Building an Age-Friendly City

Learning from the Bristol Ageing Better programme

Today’s blog is by Bianca Rossetti, Project Manager at Age UK Bristol

Last week saw the close of Bristol Ageing Better (BAB), a seven-year National Lottery funded programme that saw over £6 million invested in projects to improve social wellbeing among older people in Bristol.  

We reached an estimated 30,000 older people, and the evaluation conducted by UWE and our team of Community Researchers (all volunteers aged 50+) showed direct improvements through reductions in isolation and loneliness. Projects like the small grants fund and group mental health and wellbeing services demonstrated the power of communities and voluntary organisations as conduits for friendships and social activities that transform people’s lives. None of this would have been possible without Bristol having a strong third sector that works collaboratively rather than in competition, and without the efforts of volunteers. Around 2,000 people gave their time for free to make the programme happen: over 63,000 volunteer hours. Many older people also volunteered to help shape the programme from the top, with our Programme Board including older people with lived experience as Bristol residents.

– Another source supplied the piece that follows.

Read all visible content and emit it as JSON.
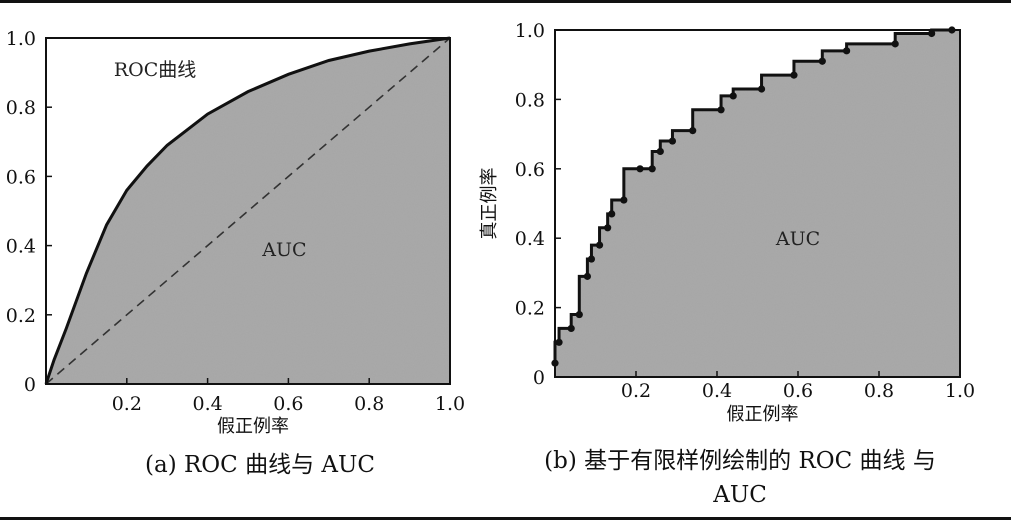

Changing the conversation on loneliness

The last few years have seen a dramatic shift in the way we talk about and understand loneliness. BAB began in 2015, as one of 14 areas across England successful in securing funding from the National Lottery Community Fund’s Fulfilling Lives: Ageing Better programme. This investment came after decades of mounting evidence about the impact of loneliness and social isolation on people’s mental and physical health, and how many of common events in later life combine with problems in the built environment to create a gap between the kinds of relationships and social connections we want and those we have.

The legacy of the BAB programme has been to create lasting changes in many communities, leaving the city with a large body of evidence on the initiatives that improve social wellbeing locally. We’re also thrilled that five of these successful models will carry on through a 12-month programme funded by the NHS Healthier Together Ageing Well Fund. A new ‘Connecting Communities’ programme will see some of the successful BAB projects expanded to North Somerset and South Gloucestershire, as part of community-led approaches to improving health in older age. These models include bereavement peer support, integrated care clinics, social activities and group wellbeing sessions.

Towards an Age-Friendly Bristol

It’s also a time of progress for Age-Friendly Bristol, the BAB-led project which saw us working with the city office, the council, VCSE organisations and older citizens to create a strategy that secured the city’s membership of the WHO’s Global Network of Age-Friendly Cities and Communities in 2018. Coronavirus and other environmental changes have created new challenges and opportunities in improving  inclusion and reducing the health inequalities people experience as they age. This is why I’ve spent the last year working on a new iteration of our Age-Friendly Strategy, launched last week, which you can read below. This is complemented by an Action Plan, which sets out the detail of who’s leading on each age-friendly initiative, and I’ll be publishing an update on its progress later in the year.

We may be considered a young city – and indeed, older people do form a much lower proportion of the population than our neighbours across the rest of the south west. However to think that demographic ageing shouldn’t be a focus of Bristol’s long-term planning would be a mistake. The proportion of people aged over 75 in Bristol is set to grow by 40% by 2043, a greater percentage than for any other age cohort. Our older population is also increasingly diverse, and seeing older people as a homogenous group overlooks the experiences of older people of colour and older LGBT+ people.

All Bristolians are facing a future where they will reach pensionable age at an older age than the generation before them. We need to ensure the city can offer good jobs for all that protect workers’ health and wellbeing and provide equal opportunities to people throughout their working lives. The age-friendly goals align with the city’s other goals including zero-carbon, race equality, and economic renewal, and seek to ensure that what makes Bristol unique – our cultural institutions, the strength of our communities, and our green spaces to cite just a few examples – can be enjoyed by everyone growing older in our city.